Back when I was a freshman in college, I studied for a business major. Despite obtaining top grades for classes, I was not happy and could not imagine myself dealing with routine jobs as an accountant or consultant one day in the future. I figured out it would be more interesting to study biological sciences, as there are so many open questions to explore. I became the first to transfer out of business school to work on sciences in recent decades in my college. 

Community Service:

Last year my father was diagnosed with metastatic rectal cancer. Fortunately, we found an expert team in Shanghai and all treatment went really well. In the process of helping my father seek treatment, I felt the hardship of many cancer patients and their families from poorer regions such as ours. I would now volunteer my spare time on a daily basis in several social media groups for thousands of cancer patients and families in China. I help them interpret their immunostaining or DNA sequencing results, read CT or MRI scan images, guide them to a suitable team depending on their situation, and facilitate their communication with doctors. 

 

Yulei ZhaoMemorial Sloan Kettering Cancer Center

Dr. Zhao’s research aims to tackle the resistance problem of cancer patients to clinical cancer drug treatments. Her current research is focusing on studying the mechanisms of resistance to a first-in-class KRAS mutant targeted inhibitors and find effective approaches to inhibit these resistances. Dr. Zhao received a B.S. in biomedical engineering and B.M. in basic medical sciences from Jilin University in China. Then she went on and received a PhD in Pathology and Molecular Medicine from Queen’s University in Canada.
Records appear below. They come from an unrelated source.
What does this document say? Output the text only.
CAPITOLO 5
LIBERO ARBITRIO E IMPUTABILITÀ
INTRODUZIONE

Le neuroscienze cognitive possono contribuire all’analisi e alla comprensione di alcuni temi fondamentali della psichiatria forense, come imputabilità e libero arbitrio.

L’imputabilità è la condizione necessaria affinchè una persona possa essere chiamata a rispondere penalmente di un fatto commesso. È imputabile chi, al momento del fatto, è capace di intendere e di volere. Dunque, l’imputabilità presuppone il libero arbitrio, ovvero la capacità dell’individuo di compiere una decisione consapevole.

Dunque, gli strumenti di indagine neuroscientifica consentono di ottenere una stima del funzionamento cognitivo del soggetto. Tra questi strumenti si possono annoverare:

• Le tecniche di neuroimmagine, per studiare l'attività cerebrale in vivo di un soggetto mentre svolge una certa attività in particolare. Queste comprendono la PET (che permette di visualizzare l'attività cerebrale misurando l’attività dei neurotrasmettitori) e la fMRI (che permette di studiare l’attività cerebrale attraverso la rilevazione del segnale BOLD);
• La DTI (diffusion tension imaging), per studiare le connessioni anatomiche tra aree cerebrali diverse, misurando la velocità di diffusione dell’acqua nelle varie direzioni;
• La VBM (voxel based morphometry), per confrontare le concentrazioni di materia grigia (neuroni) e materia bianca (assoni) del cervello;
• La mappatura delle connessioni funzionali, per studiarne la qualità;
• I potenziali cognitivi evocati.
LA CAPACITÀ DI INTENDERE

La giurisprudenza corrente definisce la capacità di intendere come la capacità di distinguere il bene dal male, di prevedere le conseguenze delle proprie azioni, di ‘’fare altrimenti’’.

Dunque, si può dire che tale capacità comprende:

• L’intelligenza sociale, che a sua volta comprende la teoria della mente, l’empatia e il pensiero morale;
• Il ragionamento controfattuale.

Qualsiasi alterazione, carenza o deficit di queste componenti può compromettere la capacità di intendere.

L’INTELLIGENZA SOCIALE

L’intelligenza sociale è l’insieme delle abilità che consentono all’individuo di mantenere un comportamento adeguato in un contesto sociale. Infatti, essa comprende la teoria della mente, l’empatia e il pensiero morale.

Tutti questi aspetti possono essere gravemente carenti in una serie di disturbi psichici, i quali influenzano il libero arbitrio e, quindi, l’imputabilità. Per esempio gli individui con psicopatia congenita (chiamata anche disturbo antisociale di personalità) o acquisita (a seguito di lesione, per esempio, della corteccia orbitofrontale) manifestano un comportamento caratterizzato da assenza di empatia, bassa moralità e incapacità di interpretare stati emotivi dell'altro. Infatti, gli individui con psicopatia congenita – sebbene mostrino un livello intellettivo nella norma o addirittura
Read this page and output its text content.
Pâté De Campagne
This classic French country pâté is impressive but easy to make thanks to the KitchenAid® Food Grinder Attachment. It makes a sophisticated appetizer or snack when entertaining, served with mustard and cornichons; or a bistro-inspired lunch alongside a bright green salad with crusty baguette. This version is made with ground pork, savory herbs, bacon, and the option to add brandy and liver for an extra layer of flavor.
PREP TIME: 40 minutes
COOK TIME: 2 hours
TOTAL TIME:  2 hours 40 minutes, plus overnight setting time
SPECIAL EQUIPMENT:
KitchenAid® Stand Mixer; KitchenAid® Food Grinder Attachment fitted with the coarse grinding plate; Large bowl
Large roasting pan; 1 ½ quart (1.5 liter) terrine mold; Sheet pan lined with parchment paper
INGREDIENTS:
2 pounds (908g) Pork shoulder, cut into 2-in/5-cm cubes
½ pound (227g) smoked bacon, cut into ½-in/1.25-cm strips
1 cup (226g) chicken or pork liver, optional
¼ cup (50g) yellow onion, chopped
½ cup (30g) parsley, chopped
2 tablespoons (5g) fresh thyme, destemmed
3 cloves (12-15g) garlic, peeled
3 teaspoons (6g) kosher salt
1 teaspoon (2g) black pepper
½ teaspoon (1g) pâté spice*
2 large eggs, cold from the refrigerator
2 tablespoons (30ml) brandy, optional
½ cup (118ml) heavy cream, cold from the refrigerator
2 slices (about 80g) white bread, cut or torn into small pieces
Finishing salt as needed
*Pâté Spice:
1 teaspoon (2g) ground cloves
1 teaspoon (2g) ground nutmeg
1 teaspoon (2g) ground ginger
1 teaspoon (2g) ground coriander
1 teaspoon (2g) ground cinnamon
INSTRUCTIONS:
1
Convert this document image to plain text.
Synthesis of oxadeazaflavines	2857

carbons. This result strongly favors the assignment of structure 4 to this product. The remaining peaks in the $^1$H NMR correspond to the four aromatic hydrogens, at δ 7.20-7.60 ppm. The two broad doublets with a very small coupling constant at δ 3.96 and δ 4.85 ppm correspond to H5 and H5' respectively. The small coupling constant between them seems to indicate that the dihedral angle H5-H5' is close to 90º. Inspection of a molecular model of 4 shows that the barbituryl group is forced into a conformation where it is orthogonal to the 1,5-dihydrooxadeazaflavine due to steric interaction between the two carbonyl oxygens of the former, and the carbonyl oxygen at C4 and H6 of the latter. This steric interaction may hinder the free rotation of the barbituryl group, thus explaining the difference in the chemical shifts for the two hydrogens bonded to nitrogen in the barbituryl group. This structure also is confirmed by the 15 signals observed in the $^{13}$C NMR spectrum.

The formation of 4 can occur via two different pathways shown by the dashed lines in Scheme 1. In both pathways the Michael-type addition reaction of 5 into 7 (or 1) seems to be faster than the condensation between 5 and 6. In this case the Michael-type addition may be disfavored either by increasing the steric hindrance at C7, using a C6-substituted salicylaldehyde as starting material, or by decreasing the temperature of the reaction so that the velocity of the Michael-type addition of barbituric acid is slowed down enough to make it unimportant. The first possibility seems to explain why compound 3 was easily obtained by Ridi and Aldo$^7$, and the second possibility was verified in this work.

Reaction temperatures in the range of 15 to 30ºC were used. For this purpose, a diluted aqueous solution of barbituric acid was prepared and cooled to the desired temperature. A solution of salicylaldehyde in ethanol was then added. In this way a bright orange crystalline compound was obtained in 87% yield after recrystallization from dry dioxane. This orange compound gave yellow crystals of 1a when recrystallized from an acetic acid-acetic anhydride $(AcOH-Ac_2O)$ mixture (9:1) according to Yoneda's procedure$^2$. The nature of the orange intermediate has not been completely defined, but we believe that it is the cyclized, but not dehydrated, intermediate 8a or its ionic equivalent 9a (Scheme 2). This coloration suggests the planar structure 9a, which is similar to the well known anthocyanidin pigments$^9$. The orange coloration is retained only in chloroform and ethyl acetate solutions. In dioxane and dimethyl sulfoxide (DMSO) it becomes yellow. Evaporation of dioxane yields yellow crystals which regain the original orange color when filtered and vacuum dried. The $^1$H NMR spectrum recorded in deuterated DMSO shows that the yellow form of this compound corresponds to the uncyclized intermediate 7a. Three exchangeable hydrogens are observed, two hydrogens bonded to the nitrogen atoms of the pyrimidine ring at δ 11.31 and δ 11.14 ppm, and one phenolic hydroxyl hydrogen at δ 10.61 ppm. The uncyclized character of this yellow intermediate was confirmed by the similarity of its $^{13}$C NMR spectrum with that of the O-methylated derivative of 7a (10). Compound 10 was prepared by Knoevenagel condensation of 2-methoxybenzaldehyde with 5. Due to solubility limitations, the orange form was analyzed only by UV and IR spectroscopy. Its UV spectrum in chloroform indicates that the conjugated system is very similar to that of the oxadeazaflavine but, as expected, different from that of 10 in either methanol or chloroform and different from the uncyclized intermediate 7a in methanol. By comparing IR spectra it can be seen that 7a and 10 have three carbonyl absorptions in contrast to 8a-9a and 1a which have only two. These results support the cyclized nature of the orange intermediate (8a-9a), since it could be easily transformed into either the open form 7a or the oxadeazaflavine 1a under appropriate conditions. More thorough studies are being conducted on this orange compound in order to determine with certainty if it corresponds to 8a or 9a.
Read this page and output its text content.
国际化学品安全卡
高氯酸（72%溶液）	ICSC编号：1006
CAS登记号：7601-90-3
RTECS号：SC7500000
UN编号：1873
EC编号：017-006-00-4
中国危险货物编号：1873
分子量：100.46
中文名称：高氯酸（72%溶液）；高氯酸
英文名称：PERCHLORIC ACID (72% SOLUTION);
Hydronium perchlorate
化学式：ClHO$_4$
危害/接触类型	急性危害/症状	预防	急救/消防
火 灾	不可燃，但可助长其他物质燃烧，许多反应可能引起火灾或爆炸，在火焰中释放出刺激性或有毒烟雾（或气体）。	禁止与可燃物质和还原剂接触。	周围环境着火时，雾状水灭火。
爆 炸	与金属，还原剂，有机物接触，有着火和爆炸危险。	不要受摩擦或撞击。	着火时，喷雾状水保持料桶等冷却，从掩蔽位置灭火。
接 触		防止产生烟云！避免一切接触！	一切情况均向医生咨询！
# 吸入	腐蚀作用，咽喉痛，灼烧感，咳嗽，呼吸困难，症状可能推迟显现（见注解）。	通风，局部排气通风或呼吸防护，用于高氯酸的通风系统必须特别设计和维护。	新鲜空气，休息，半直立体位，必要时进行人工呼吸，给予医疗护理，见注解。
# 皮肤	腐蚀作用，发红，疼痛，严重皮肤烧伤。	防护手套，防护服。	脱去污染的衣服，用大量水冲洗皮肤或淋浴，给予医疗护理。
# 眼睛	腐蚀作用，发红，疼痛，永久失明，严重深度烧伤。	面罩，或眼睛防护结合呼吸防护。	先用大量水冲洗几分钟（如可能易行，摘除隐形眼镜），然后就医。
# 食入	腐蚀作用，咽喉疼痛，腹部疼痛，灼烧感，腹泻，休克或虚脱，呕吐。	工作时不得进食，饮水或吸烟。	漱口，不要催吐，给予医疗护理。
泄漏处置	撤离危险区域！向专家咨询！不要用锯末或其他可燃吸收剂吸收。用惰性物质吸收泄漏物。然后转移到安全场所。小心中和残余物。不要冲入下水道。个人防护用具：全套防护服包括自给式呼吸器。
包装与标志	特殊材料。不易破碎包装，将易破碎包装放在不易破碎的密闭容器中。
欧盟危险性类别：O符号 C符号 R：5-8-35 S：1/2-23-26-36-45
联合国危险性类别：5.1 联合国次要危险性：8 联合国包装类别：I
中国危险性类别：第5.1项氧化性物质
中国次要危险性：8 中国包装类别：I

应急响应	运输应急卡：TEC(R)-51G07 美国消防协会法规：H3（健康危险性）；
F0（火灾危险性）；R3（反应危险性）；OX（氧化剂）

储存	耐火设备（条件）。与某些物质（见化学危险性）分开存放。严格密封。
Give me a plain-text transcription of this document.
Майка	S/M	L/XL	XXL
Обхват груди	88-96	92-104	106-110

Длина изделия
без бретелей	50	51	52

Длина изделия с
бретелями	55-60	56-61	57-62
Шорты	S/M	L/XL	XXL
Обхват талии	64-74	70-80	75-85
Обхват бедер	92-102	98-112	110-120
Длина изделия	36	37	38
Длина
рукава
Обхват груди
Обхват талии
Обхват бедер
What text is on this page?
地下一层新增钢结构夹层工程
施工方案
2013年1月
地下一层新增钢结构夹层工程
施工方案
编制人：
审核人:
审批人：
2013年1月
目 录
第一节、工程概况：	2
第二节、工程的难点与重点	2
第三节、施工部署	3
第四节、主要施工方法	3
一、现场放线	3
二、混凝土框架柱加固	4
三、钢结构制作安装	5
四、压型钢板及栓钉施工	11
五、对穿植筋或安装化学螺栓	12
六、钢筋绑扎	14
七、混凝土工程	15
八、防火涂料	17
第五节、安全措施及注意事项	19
“Why did you want to become a scientist and when did you know this was your path in life?”

When I was 9 years old, I got a series of children’s encyclopedia books as a birthday gift from my aunt. I was very fascinated by these books especially the category of medicine.  However, majority of the answers to the questions that I was interested in were uncertain, which greatly triggered my curiosity and motivation to find the exact answers. This seed of being a scientist starts to grow in my mind since then. As I grow up, several of my families passed away due to no effective treatments to certain diseases, such as cancer. This drives me to study more about it and try to find ways to improve the efficacy of clinical treatments.